KNL System Overview

System Overview

The cluster is made up of 192 nodes featuring Intel(R) Xeon Phi(TM) 7230 (code name Knights Landing or KNL) CPUs. The CPUs have 64 cores each and run at a frequency (modulo TurboBoost) of 1.30 GHz. The nodes feature 192GB DDR4 memory, and 16GB high bandwidth (so called MCDRAM) memory.  The cores are grouped into tiles, with each tile containing 2 cores and 1 MB of L2 cache. Nominally this gives each core 512KB of L2 cache each, although a single core can potentially use all the 1MB. Additionally each core has 32KB of L1 data cache, and two 512bit Vector Units which together are capable of performing 32 DP floating point instructions per cycle ( 2 VPUs x 2 FLOPS/FMA x 8 vector lanes). In single precision 64 FLOPS per cycle are possible as the vector length is increased to 16 vector lanes. Vector processors are programmed using AVX-512 instructions.The nodes are connected by Intel OmniPath Interconnect

Node MCDRAM and Cluster Configuration Modes

The high bandwidth memory can be configured in three primary modes

 Flat Mode: 
In this mode the 16GB of MCDRAM are directly accessible. The O/S implements MCDRAM as a separate NUMA domain. In this instance, memory allocated into NUMA domain 0, is the regular (slower) DDR4 memory and memory allocated in NUMA domain 1 will go to MCDRAM. There are a variety of ways to manage this memory mode (using numactl, or hbw_malloc). Cache Mode: 
In this mode the 16GB of MCDRAM are configured as a cache for the larger DDR memory space. Users do not allocate memory in MCDRAM directly. The cache is direct mapped, and several DDR pages can map to the same MCDRAM page in principle. Further, nontemporal stores which bypass the CPU L1 and L2 caches, do not bypass MCDRAM when it is being used as a cache, meaning that using MCDRAM as a cache necessarily generates read-for-write traffic. As such, the effective memory bandwidth available in cache mode is somewhat less than in flat mode. Whether this makes an impact on applications depends on the applications use of memory bandwidth
  Hybrid Mode 
In this mode part of the MCDRAM is directly accessible and part is maintained as a cache

In turn, the on-chip network connecting the cores can be configured in a variety of cluster-modes: all-to-all mode, quadrant mode, and in sub-NUMA clustering modes (SNC-2, SNC-4).

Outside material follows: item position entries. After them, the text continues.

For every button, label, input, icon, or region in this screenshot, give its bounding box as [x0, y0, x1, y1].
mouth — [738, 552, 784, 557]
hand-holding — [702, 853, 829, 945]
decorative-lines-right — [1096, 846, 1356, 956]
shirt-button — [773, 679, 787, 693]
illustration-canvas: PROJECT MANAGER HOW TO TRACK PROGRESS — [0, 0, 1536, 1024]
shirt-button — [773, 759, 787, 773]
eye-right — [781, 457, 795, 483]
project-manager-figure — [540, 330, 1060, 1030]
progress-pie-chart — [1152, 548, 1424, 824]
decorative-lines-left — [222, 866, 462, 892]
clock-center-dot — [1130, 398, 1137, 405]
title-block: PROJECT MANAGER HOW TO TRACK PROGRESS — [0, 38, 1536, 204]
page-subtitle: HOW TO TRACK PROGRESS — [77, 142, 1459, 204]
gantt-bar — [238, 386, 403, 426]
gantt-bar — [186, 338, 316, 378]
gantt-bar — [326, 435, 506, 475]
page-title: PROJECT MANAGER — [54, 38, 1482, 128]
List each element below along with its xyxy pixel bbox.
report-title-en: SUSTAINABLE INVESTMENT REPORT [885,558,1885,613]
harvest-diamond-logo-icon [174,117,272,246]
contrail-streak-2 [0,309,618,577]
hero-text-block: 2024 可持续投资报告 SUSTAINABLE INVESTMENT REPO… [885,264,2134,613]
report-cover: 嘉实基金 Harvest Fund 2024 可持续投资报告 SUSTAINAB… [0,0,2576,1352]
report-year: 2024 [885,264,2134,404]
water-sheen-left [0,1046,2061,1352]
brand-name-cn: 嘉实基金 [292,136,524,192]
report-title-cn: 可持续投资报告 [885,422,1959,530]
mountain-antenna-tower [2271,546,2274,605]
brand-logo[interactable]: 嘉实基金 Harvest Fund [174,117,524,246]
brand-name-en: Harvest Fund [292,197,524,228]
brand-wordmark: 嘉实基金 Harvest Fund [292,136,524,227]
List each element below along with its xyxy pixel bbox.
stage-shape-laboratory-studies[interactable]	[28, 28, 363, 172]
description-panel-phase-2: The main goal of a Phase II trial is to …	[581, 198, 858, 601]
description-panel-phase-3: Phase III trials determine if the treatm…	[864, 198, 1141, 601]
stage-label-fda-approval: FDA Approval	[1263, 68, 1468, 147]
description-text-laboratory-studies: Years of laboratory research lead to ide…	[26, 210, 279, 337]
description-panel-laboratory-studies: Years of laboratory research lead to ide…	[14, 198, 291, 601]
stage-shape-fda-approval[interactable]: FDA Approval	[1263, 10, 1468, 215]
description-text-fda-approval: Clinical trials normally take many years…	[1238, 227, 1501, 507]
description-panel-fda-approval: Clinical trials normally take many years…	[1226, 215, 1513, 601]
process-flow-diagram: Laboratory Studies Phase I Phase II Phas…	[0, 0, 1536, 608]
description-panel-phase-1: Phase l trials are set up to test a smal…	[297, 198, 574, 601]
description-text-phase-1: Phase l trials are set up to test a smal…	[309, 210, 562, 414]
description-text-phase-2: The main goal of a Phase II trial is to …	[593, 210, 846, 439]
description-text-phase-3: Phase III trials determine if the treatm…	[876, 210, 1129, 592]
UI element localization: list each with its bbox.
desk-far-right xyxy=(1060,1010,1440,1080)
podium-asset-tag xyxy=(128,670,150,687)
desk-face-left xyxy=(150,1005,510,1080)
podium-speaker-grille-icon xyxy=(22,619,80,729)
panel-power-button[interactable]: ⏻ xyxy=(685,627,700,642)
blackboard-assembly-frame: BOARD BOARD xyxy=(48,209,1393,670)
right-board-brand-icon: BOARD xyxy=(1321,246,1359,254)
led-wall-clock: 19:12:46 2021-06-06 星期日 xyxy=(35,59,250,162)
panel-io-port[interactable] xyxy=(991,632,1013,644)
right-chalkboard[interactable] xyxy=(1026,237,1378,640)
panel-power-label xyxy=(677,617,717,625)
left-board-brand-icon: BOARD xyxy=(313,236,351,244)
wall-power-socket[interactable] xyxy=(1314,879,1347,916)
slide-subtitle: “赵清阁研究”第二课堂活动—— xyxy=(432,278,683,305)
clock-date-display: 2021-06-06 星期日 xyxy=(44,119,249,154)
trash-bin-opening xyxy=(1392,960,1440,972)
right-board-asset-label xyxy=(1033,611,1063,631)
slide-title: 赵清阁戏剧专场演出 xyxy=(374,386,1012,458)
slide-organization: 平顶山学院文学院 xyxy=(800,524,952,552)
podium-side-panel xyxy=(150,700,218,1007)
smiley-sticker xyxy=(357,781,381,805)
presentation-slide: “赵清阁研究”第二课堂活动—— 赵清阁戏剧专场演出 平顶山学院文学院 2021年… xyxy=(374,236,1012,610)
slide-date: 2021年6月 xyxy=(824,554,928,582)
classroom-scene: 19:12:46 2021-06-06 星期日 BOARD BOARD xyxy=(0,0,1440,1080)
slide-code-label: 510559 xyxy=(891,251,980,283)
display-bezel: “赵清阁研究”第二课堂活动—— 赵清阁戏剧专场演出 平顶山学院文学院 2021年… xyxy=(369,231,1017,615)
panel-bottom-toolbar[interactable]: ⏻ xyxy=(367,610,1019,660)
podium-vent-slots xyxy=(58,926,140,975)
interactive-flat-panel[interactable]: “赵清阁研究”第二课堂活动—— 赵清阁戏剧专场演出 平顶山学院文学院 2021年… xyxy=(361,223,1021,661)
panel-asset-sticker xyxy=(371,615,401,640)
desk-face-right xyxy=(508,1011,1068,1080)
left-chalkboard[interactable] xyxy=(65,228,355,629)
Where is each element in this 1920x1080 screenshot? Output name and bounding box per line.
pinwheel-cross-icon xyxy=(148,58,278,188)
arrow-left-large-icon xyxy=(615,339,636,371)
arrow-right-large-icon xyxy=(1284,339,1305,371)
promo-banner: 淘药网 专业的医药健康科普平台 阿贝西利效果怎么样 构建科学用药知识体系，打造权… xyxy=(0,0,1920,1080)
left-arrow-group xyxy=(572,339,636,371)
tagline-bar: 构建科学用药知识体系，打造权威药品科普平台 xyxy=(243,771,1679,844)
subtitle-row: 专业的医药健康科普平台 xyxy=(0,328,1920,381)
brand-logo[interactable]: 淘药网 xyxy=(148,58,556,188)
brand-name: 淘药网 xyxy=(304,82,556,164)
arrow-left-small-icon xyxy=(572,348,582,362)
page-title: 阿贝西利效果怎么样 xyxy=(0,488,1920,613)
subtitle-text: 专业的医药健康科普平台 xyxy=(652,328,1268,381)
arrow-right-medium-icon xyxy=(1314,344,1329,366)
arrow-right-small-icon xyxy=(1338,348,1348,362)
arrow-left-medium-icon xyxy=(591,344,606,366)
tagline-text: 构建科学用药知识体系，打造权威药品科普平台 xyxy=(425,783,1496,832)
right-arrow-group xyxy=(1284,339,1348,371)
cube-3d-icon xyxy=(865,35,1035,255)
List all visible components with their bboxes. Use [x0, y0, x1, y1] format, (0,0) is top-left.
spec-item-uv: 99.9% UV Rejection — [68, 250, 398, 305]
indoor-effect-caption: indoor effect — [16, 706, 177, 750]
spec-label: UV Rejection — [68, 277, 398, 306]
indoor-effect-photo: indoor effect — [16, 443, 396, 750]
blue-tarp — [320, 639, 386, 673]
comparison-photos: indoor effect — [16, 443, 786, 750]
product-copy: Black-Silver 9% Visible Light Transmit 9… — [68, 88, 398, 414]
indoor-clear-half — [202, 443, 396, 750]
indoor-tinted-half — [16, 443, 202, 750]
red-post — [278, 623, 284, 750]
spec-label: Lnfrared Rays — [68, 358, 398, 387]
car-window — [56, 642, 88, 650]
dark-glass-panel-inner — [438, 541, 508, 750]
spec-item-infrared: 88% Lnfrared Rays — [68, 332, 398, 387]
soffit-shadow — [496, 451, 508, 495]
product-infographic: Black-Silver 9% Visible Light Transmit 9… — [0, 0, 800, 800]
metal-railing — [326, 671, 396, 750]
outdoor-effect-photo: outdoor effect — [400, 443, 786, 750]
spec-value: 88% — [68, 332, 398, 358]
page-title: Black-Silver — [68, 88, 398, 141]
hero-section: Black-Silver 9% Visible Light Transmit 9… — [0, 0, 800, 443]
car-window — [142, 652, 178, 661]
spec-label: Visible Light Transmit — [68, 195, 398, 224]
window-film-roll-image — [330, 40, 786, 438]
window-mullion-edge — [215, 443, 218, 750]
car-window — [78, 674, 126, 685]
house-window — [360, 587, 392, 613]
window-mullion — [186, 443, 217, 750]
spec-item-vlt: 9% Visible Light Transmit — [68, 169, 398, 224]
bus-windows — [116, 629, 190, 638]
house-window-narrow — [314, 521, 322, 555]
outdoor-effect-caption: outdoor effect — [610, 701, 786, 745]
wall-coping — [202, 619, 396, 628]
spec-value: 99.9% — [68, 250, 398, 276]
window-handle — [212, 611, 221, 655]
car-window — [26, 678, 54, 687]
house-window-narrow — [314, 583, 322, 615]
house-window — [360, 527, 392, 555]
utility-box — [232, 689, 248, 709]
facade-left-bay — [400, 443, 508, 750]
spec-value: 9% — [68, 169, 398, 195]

The primary difference between all-to-all and quadrant modes is to do with how memory addresses are affinitized across the cores of the node. The recommended default mode, when all DDR DIMMs are of equal capacity is the so called Quadrant mode. In this case memory is affinitized to virtual quadrants of the chip, and memory transactions are routed within this quadrant giving a reduction in latency compared to all-to-all modes. The quadrant nature of the memory affinitization is not visible to the user, the node still looks like a single socket system. This is the default mode of operation for our cluster nodes

Sub NUMA Clustering Modes (SNC-2 and SNC-4) make the node look like a multi-socket system with either 2 or 4 sockets respectively. This mode may be beneficial, if one is considering running for-example multiple MPI tasks per node. One could be pinned to each of the 'virtual sockets'.

It should be borne in mind that memory modes and cluster modes can be mixed and matched. For example it is possible to to have Flat-SNC-4 mode, where each of the 4 virtual 'sockets' will be made up of 2 NUMA domains (8 NUMA domains in total), with each virtual socket having one NUMA domain for DDR and one for MCDRAM

The default mode for our cluster nodes is cache-quadrant (with PBS tag cache-quad)